A carpenter and joiner website operates across a wider scope than most trades — from structural first-fix work alongside the builder, through finish second-fix work after the plasterer, into bespoke workshop joinery commissioned directly by the homeowner or designer at £2,000-£25,000 per project. The website’s job is to surface which of those modes the firm actually trades in, and to capture the bespoke-joinery search intent which template trades sites systematically miss.
What is different about carpenter / joiner websites
Three things make carpentry-and-joinery web design distinct from generic trades. First, the trade splits into three distinct operational modes (first-fix structural, second-fix finish, bespoke workshop joinery) with different audiences, different price points and different decision processes. Second, the bespoke-joinery audience is typically referred through architects, designers and home-renovation builders rather than arriving cold through Google — but customers searching directly for "bespoke staircase maker [city]" or "fitted wardrobe joiner [city]" are high-intent and convert at high rates if the site surfaces the work clearly. Third, the timber-and-finish material transparency matters more than in most trades — customers commissioning bespoke joinery genuinely care which species, which finish, which traditional or contemporary technique.
What we ship for a carpenter / joiner
A bespoke carpenter and joiner website with the project portfolio as the homepage hero, individual project landing pages for the 12-30 most representative bespoke commissions, the three-mode service split (first-fix / second-fix / bespoke), the CSCS / Guild of Master Craftsmen / IOC credentialing panel, the workshop-and-on-site capability statement, the material and finish transparency, the standard contact and service-area block, and the full HomeAndConstructionBusiness + LocalBusiness + Service schema graph.
The three-mode service split in detail
First-fix structural carpentry — roof trusses, floor joists, stud walls, structural timber work undertaken alongside the main builder. Typically charged on a day-rate basis (£200-£320 day rate depending on region and experience) or as sub-contractor rates on builder-led projects. Second-fix finish carpentry — internal doors, skirting board, architrave, picture rail, dado, decking, fencing, garden room fit-out. Typically charged on a project basis (£400-£3,500 depending on scope). Bespoke workshop joinery — staircases, fitted wardrobes, bookcases, kitchen islands, panelling, garden offices, sash window restoration. Charged on a bespoke quote basis (typically £800-£25,000+ per project) with workshop manufacture lead times of 4-12 weeks.
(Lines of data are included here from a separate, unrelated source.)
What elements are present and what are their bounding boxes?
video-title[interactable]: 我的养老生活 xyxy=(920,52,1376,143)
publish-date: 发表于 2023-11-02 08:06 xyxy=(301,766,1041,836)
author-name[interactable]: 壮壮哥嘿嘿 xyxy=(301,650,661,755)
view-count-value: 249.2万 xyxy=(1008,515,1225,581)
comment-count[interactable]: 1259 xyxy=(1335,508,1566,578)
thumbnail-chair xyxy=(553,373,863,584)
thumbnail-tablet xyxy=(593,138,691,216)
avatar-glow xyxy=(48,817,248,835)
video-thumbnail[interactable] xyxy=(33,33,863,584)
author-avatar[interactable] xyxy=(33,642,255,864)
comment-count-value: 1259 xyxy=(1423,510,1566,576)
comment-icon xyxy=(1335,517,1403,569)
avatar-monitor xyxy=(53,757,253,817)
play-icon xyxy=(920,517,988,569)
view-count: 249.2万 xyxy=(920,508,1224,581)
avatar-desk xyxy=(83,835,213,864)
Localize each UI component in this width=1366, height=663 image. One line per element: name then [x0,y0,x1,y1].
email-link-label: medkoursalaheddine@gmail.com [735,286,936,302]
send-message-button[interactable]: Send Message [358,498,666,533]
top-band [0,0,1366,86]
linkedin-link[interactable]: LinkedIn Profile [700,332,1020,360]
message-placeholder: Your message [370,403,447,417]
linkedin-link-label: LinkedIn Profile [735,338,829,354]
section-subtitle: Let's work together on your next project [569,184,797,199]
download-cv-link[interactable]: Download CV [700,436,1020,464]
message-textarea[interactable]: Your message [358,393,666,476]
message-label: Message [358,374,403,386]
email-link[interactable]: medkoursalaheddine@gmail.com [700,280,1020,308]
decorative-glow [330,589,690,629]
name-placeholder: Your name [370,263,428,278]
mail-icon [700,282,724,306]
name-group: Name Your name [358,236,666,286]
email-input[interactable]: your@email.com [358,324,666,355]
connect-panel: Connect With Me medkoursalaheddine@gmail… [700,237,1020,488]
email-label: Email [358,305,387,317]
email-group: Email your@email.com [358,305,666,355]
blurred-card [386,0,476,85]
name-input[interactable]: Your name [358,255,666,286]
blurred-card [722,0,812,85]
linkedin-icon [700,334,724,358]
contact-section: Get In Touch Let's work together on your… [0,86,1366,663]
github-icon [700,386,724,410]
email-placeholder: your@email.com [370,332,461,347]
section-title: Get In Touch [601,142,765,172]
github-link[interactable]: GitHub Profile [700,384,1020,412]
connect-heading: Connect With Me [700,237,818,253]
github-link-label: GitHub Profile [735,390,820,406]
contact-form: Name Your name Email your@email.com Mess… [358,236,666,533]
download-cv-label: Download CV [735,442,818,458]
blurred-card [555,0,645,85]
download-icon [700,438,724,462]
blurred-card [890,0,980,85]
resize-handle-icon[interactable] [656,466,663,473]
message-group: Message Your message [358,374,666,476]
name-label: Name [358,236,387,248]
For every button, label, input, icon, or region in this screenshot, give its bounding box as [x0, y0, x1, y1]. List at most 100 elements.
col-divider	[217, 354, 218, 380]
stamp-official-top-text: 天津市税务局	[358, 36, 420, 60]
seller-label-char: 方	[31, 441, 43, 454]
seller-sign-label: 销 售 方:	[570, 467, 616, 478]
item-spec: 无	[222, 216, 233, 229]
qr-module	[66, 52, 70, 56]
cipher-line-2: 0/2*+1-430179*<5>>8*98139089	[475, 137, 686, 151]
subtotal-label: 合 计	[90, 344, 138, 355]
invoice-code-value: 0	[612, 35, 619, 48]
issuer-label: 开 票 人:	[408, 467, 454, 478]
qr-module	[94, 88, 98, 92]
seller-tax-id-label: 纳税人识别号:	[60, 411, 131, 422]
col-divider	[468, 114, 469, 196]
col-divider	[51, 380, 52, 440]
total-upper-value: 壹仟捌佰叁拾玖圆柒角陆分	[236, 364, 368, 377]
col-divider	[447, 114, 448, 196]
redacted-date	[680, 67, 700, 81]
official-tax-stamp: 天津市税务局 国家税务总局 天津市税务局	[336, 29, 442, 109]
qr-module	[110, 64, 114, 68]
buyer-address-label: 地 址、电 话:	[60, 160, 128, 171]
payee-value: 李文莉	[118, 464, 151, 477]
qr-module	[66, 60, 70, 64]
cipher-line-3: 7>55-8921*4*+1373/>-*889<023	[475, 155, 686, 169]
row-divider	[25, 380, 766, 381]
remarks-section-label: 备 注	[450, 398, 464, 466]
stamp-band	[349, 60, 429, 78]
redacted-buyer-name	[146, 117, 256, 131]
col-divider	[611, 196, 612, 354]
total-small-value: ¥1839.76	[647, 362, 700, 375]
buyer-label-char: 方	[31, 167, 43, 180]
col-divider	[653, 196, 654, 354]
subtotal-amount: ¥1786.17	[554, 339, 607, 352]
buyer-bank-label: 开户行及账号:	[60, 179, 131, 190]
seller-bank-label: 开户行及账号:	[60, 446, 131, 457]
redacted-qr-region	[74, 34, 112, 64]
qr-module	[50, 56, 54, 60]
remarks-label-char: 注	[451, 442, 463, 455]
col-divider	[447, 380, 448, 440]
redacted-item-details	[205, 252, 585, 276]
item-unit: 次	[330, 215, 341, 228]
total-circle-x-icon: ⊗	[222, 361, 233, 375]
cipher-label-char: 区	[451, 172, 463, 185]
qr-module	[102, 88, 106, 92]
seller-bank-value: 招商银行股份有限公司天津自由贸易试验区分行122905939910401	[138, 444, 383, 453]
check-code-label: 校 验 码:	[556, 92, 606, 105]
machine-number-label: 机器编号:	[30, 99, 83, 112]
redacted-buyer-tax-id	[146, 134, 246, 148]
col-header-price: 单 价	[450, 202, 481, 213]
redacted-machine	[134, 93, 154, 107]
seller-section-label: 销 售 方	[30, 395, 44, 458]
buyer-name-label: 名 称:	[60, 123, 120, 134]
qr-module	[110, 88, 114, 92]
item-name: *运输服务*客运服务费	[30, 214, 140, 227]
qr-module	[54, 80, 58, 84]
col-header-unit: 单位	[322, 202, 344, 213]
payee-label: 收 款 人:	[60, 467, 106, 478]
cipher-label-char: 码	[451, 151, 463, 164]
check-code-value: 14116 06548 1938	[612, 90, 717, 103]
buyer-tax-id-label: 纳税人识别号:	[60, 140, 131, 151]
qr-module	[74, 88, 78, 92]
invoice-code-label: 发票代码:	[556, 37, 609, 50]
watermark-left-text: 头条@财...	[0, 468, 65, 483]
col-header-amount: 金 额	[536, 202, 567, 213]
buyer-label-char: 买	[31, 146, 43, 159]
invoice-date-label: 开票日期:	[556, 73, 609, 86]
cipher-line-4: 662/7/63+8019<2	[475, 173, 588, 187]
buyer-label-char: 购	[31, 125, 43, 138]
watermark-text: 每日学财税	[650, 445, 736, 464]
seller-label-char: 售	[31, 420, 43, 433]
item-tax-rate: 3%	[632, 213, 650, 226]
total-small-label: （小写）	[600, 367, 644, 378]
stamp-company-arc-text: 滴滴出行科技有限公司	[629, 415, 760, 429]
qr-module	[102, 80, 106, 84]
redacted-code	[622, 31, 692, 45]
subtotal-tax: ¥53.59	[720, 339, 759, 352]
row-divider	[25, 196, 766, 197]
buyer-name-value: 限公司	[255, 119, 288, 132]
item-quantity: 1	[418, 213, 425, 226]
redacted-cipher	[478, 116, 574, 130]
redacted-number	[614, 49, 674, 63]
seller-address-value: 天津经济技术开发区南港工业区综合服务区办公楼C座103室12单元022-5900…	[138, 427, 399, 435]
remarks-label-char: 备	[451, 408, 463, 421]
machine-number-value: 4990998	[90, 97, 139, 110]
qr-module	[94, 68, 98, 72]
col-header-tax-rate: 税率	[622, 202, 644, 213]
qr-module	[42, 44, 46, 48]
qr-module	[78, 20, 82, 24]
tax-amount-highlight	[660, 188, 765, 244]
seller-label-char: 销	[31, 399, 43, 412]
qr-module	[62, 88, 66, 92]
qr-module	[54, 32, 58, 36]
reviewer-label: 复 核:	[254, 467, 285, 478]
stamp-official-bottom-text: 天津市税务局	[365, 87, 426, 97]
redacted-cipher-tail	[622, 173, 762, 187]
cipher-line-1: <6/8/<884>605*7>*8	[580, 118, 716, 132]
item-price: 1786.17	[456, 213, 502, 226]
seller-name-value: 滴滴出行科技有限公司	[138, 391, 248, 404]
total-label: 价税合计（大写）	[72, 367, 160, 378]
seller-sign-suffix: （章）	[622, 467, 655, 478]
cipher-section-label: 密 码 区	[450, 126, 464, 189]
The bespoke-commission process
A dedicated landing explaining how bespoke joinery commissions work in practice. Initial consultation (typically 60-90 minutes on site or in workshop), on-site survey and measurement (taking accurate dimensions, identifying integration with existing fabric, photographing for reference), design proposal with materials specification and pricing (typically 2-3 weeks turnaround), deposit on confirmed order (typically 40-50% of project value), workshop manufacture (typical lead time 4-12 weeks depending on workshop schedule and project complexity), on-site installation (typically 1-5 days depending on project scope), snagging and final balance payment. The transparency demystifies the process for first-time bespoke customers and converts at higher rates than the generic "request a quote" pattern.
The material and finish transparency
Specific named timber species the workshop holds or sources reliably — European oak for the standard premium-domestic work, American walnut and English walnut for the higher-value commissions, ash for contemporary pale-timber work, beech and tulipwood for paint-grade work, accoya for exterior joinery, sapele and meranti for veneered or paint-grade door work, MDF for paint-grade fitted furniture. Available finishes — Osmo Polyx hardwax oil (standard high-quality interior finish), Rubio Monocoat (low-VOC alternative), Morrells hardwax (trade alternative), water-based lacquer (kitchen-and-bathroom suitable), paint-grade primer (for client-decorated paint finishes). The transparency does not commit the workshop to only these options — bespoke work is genuinely bespoke — but signals real practice on the standard joinery menu.
What we deliberately do not build
No bespoke CAD-to-quote tool — workshop CAD (SketchUp, Vectorworks, AutoCAD) handles design and the marketing site should not replicate it. No 3D bespoke-furniture configurator gimmick — customers buying bespoke joinery want a real workshop conversation, not a configurator. No live-chat — the considered-commission audience does not respond to it.
Pricing for a carpenter / joiner website
Most independent single-joiner or small-workshop operations land on Launch (£499) — the standard architecture with portfolio, service-mode split, credentialing, materials transparency and schema. Workshops with three-plus craftspeople or workshops splitting into separate bespoke-furniture and on-site-installation arms move to Growth (£899) for the multi-team architecture. Pro (£1,499) is for premium heritage-joinery or design-studio workshops working at the £25,000+ commission tier where the editorial layer (named-designer collaboration, conservation-grade restoration narrative, supplier ecosystem detail) justifies the deeper architecture.